BENEDICTINE REFLECTION (26TH SUNDAY OF YEAR, 9/29/24)
“There is no one who performs a mighty deed in my name who can at the same time speak ill of me.” (Mk 9:40)
The word scandal, given its widespread appearance in our public life, may have lost some of its original meaning that it carried in passages of Scripture. We know it derived its meaning from the Greek word skandalon, meaning to cause to stumble. Whether that connotes a purposeful tripping up of someone close to us or generates images of more subtle tripwires that are meant to erode our sense of what is right and wrong, the consequences are serious ones. It is precisely this seriousness that Jesus displays, in the form of Semitic hyperbole, in the Gospel. If people are a source of scandal, he declares, better that they have their limbs cut off than to be consigned to a place of eternal damnation.

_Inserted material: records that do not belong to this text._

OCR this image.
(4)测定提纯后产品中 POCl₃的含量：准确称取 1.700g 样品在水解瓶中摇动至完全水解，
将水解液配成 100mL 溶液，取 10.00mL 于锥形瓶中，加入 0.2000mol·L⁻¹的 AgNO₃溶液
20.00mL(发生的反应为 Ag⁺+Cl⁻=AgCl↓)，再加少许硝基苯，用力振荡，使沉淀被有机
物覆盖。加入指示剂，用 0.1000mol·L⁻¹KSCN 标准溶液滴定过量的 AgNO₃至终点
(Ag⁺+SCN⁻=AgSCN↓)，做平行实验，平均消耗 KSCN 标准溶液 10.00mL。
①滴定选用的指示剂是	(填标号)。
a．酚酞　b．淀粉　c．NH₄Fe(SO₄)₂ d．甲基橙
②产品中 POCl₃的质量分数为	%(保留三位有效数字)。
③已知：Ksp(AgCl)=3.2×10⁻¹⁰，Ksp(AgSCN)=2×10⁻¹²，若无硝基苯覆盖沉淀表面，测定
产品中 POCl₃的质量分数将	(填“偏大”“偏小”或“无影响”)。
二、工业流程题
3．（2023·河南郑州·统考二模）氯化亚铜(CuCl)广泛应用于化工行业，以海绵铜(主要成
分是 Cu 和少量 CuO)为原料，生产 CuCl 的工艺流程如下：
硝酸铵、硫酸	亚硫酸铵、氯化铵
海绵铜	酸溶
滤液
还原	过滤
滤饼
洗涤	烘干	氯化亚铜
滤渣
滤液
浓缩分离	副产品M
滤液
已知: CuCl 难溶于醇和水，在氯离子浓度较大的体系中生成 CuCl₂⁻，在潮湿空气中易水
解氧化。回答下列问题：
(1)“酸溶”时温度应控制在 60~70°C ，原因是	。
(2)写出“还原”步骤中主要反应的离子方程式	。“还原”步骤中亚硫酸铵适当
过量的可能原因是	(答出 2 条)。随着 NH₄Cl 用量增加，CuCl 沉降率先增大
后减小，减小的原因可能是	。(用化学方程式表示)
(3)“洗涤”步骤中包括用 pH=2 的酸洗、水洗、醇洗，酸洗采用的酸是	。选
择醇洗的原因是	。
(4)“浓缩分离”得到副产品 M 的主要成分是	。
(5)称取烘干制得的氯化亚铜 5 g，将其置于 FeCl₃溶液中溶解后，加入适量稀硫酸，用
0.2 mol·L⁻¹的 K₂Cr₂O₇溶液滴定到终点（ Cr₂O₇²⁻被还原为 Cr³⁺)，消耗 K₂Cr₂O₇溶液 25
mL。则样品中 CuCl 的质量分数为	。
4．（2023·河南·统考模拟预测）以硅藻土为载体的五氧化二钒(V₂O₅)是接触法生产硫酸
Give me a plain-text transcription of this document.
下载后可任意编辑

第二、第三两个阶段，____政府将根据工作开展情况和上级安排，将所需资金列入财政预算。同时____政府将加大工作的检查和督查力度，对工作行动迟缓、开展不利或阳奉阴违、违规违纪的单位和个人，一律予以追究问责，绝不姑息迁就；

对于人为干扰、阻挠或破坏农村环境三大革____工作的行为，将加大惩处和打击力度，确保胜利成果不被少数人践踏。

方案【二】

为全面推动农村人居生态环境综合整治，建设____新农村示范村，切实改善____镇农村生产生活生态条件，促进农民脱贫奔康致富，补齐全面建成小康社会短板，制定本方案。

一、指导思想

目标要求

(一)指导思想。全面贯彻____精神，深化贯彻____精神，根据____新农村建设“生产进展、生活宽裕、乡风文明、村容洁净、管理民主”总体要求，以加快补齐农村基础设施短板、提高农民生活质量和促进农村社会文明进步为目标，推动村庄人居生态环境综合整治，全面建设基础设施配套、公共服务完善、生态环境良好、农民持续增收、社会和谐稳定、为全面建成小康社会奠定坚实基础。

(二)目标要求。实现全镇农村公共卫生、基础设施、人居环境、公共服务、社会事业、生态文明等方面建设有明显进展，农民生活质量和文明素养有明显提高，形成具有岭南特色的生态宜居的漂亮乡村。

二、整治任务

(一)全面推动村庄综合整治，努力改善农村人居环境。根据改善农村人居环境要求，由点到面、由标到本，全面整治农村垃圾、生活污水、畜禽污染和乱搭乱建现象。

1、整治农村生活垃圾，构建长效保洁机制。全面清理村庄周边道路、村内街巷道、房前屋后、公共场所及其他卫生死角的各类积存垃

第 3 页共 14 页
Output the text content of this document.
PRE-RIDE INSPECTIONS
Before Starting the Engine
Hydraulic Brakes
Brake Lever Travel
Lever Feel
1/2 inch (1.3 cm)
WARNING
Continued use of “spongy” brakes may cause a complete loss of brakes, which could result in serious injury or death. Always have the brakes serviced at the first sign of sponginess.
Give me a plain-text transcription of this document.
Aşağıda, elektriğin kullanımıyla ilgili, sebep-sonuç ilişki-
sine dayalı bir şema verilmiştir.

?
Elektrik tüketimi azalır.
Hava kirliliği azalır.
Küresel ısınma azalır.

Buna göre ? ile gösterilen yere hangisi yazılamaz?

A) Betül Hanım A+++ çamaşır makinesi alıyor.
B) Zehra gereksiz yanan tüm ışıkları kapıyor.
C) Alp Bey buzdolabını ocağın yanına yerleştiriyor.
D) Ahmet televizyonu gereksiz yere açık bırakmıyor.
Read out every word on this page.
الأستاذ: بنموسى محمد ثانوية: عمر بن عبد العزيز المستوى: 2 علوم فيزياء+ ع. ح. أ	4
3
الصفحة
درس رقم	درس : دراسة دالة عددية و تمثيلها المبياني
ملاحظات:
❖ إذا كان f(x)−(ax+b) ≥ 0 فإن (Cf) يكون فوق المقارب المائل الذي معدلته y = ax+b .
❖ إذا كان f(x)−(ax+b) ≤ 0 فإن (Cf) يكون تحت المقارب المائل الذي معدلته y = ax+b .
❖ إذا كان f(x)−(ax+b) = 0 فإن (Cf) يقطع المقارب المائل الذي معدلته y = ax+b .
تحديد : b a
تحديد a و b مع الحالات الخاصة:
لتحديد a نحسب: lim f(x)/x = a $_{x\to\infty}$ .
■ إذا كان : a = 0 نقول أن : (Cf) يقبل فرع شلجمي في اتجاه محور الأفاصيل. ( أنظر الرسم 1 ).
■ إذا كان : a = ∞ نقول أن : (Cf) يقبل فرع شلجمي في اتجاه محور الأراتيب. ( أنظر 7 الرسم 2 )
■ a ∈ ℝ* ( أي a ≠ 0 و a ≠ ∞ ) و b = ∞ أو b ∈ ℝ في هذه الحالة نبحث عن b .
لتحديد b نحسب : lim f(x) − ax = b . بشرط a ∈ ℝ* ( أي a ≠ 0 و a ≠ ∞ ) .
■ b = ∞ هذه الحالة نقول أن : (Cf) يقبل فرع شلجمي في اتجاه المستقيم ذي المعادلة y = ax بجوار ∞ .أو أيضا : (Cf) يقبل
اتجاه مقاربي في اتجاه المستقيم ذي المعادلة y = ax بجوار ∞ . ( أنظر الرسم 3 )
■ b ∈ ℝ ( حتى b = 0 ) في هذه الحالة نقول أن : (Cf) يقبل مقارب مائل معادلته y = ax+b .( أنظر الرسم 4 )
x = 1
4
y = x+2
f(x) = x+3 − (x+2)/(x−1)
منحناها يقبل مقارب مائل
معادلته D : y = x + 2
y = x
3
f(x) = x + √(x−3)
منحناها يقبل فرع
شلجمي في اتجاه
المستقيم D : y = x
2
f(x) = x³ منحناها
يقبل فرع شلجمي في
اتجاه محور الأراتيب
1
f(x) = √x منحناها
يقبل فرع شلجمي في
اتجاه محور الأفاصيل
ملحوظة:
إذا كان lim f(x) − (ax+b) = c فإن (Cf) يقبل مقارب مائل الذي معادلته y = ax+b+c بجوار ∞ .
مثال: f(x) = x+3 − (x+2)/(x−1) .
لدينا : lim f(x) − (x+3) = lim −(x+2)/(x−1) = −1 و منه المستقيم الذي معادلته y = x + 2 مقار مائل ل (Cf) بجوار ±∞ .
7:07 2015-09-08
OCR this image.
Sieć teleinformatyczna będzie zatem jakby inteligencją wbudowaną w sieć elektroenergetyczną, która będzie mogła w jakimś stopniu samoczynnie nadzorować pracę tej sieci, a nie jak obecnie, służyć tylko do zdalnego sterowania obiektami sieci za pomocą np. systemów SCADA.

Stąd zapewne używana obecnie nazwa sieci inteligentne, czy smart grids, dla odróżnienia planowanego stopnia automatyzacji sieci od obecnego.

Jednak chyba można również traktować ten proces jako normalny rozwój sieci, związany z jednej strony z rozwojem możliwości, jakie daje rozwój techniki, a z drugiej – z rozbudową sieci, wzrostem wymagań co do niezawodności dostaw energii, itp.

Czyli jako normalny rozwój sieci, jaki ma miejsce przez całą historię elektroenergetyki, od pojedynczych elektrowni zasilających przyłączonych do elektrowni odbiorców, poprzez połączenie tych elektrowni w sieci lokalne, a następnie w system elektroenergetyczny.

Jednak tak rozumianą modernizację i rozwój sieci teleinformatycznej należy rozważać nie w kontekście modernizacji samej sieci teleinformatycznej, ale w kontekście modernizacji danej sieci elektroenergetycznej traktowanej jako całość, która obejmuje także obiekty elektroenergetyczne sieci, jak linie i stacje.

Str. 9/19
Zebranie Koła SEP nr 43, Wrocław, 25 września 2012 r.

For many of us today, the warning in the Gospel about causing “little ones” to sin brings to mind the horrific effects of sexual trafficking and child abuse. However, I suggest we connect this Gospel with our other readings for this Sunday and see that they have a common theme of exclusion. In the first reading Moses upbraids his adjutant, Joshua, for insisting upon silencing the voice of two of the elders. Moses knew the spirit of jealousy that had sparked Joshua’s resentment and chastised him for squelching the Spirit. So too in the Letter of James we hear of the harsh judgment rendered to the rich and wealthy who have excluded and oppressed the workers in the fields and the powerless. The wealthy’s corrupt lifestyle of conspicuous consumption has become a scandal, a stumbling stone, for the early Christian community. In another instance of exclusion, we find in our Gospel Jesus admonishing the apostle John for preventing someone from driving out demons because he was in the circle of the followers of Jesus. If he speaks in my name, Jesus insists, he is to be commended, regardless of how different his mode of operation might be from the apostles.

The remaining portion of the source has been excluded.